The Company will make unavailable to You the Finioo Reports within 3 months from the Application Information submission. In the case you have stored the Application Information elsewhere, You commit to permanently delete and/or destroy the information after the lapse of such period.

Data breaches

In the event of a data breach, the affected party will immediately notify the other party and take necessary measures to mitigate the breach's impact. Both parties will cooperate to notify the relevant authorities and affected data subjects within 72 hours of becoming aware of the breach. The notification to the other party must include: (a) breach date, (b) the description and the magnitude of the breach, (c) The type of personal data affected, (d) the description of the actions taken to mitigate breach, (e) the status of breach investigation, and (f) the planned actions moving forward.

Right to audit

Each Joint Controller has the right to audit the other's data processing activities for compliance with data protection laws and this JCA. Audits may be conducted at reasonable intervals with prior notice and during business hours to minimize disruption. Audit findings will be treated confidentially and used solely for compliance purposes. Costs are borne by the auditing party unless non-compliance is found, shifting costs to the audited party.
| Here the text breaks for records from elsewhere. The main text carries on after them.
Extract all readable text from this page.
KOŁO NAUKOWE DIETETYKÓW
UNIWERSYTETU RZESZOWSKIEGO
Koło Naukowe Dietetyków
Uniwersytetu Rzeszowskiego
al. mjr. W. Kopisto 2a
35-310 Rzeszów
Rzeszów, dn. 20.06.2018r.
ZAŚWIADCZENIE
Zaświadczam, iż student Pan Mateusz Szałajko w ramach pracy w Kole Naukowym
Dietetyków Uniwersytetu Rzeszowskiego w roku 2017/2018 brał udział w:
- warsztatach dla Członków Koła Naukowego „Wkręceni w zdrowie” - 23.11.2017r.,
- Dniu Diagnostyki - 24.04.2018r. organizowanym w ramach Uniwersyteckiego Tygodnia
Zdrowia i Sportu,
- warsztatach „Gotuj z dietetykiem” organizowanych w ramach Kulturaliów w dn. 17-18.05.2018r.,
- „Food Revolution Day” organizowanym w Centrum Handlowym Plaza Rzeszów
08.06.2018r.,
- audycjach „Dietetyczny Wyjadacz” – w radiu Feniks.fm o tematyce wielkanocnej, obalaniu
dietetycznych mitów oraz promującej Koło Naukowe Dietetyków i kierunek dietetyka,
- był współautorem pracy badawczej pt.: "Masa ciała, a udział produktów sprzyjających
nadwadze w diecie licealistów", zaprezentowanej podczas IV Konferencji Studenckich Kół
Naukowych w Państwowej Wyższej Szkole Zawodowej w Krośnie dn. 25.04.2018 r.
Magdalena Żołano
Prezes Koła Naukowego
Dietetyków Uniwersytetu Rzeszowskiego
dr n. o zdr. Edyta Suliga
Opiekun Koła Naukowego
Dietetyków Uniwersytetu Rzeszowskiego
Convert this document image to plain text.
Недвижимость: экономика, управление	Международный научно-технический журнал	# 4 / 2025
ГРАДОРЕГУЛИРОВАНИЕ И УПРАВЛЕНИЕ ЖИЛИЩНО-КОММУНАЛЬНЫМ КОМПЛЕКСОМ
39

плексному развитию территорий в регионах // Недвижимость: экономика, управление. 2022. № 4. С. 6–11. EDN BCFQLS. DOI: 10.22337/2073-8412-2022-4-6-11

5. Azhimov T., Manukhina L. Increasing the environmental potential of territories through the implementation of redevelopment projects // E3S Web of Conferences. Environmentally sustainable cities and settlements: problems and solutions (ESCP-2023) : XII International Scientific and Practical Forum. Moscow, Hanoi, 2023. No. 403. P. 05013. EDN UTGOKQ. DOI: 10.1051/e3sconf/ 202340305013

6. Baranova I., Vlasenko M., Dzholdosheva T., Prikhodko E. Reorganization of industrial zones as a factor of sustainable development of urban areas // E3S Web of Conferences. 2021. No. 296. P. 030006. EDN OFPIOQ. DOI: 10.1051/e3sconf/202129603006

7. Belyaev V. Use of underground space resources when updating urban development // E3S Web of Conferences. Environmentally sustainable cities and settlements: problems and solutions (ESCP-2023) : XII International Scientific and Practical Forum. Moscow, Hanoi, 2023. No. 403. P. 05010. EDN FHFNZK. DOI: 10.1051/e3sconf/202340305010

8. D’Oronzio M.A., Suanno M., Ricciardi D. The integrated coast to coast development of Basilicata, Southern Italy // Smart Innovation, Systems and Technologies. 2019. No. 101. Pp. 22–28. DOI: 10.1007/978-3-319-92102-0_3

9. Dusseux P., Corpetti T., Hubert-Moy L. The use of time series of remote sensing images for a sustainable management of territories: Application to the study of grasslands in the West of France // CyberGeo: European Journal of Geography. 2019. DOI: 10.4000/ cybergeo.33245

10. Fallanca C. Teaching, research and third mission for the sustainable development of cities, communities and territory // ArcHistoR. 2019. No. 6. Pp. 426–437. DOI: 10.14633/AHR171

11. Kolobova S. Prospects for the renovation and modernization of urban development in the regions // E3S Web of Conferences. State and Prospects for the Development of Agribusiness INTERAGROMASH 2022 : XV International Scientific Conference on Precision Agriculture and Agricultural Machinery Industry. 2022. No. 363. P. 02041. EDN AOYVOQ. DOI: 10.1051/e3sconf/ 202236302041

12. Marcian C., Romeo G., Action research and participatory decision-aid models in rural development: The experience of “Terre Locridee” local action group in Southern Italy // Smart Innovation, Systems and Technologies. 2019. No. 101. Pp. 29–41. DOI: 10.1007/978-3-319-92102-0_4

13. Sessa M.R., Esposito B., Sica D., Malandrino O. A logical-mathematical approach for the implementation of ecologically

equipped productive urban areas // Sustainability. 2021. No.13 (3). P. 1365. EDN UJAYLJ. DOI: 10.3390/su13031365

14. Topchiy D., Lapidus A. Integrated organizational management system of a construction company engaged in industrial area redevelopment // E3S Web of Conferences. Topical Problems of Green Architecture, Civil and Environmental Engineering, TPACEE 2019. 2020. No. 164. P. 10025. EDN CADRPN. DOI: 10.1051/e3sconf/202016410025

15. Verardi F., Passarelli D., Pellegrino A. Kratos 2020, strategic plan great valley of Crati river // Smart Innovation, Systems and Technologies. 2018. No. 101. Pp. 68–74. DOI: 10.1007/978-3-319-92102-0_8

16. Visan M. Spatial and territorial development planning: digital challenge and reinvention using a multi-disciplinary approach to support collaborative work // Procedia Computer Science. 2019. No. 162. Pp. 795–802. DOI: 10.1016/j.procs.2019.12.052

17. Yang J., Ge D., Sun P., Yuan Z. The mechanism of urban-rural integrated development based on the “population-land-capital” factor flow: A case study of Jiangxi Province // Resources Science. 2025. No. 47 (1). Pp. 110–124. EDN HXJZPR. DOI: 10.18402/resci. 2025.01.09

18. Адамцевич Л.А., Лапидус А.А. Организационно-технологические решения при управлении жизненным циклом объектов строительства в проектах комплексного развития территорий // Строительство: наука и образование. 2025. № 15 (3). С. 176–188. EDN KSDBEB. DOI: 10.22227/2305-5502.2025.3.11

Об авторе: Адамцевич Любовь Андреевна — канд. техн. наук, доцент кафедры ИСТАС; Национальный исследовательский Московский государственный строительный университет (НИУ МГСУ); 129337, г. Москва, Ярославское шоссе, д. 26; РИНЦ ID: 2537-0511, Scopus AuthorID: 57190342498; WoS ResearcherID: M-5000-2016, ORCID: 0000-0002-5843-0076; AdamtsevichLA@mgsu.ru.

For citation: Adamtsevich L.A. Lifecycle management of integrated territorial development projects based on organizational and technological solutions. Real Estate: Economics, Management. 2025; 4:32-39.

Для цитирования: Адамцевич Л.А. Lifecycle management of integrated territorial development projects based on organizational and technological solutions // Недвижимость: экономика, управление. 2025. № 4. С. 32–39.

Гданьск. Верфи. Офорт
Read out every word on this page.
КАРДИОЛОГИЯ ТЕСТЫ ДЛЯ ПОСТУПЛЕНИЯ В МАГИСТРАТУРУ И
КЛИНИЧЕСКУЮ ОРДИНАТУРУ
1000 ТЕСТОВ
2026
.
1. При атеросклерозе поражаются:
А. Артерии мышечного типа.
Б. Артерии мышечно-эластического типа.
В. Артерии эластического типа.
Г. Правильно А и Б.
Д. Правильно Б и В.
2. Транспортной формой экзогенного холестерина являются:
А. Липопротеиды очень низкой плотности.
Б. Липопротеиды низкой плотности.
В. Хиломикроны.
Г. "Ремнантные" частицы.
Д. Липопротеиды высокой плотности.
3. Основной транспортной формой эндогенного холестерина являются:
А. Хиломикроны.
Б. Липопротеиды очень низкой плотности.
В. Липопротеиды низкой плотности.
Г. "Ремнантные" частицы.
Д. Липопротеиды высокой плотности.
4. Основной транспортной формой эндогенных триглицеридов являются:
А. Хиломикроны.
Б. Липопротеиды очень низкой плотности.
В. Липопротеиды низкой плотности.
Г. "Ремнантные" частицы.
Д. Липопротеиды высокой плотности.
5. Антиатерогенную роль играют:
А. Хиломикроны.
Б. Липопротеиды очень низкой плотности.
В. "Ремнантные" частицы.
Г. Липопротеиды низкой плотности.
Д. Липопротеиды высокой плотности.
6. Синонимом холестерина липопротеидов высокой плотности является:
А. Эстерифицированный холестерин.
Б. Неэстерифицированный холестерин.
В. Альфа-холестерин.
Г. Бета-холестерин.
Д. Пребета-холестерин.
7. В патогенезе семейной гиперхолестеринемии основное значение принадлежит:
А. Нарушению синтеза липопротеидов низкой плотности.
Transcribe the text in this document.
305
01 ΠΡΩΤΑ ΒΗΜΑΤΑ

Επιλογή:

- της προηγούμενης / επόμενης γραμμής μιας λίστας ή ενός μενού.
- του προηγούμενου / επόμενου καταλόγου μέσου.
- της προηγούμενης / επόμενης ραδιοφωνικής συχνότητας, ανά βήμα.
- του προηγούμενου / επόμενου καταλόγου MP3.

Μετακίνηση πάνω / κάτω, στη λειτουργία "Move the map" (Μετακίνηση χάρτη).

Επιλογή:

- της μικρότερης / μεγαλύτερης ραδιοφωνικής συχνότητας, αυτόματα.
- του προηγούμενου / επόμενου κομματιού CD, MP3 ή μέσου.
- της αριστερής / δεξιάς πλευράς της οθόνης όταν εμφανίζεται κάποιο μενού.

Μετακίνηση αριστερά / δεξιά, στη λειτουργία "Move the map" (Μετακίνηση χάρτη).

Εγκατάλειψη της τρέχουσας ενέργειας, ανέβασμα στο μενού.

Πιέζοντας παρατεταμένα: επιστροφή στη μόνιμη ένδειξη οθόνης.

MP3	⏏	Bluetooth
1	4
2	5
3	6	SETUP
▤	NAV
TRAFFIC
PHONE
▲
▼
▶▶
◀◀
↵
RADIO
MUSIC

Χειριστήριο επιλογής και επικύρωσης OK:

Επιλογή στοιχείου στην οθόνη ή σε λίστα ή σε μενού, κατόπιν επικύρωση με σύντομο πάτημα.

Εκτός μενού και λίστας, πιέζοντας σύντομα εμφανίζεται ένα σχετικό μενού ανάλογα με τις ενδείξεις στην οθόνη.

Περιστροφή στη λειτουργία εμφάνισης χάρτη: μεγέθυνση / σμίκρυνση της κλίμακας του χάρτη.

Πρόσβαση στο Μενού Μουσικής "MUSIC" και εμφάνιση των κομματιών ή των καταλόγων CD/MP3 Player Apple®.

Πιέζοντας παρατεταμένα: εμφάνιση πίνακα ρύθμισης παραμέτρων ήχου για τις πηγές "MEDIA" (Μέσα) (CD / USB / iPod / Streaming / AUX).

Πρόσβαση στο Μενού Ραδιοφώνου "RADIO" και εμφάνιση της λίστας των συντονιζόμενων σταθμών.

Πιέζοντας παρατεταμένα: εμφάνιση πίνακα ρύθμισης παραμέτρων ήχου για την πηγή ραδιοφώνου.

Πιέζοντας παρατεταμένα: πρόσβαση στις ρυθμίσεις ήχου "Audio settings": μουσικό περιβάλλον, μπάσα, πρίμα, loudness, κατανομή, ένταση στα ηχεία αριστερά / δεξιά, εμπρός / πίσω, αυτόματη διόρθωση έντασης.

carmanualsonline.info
Resolutions of disputes and claims related to personal data

If an Applicant, the data protection authority or any other person brings a dispute or claim concerning the processing of the Application Information against the Company or both parties, the Joint Controllers will inform each other about such disputes or claims and will cooperate with each other as far as permitted by the applicable laws and regulations.

Contacts

For any communication related this JCA, the Company can be contacted via the contact information reported in the T&C. For the Joint Controller, the main contact provided at sign-up of the service is the main contact with reference to this agreement, unless differently provided by You.

Term, Termination, duration and survival

This JCA will take effect when you tick the box “By registering, I accept the Terms and Conditions of the Service and the Joint Controller Agreement. Furthermore, I have read and understood the Privacy Policy.”. The termination of the JCA, on the other hand, takes place when there is no T&C in effect, and there is no processing activity involving the Application Information for You. For sake of clarity, the obligations set forth in this JCA shall survive the expiration or termination (for whatever reason) of the T&C for as long as the processing of the Application Information will take place and/or is still in place for You.

Final provisions

The JCA was originally drafted in German language. In case of contradictions or ambiguities between the German version and translations into other languages, the German version shall prevail.

If any provision of this JCA is or becomes invalid or unenforceable, the validity of the remaining provisions shall not be affected. The invalid or unenforceable provision shall be replaced by such valid and enforceable provision that comes closest to the economic purpose of the invalid or unenforceable provision. The same applies in case this JCA proves to be incomplete.

The headings in this JCA are for convenience only and have no legal significance.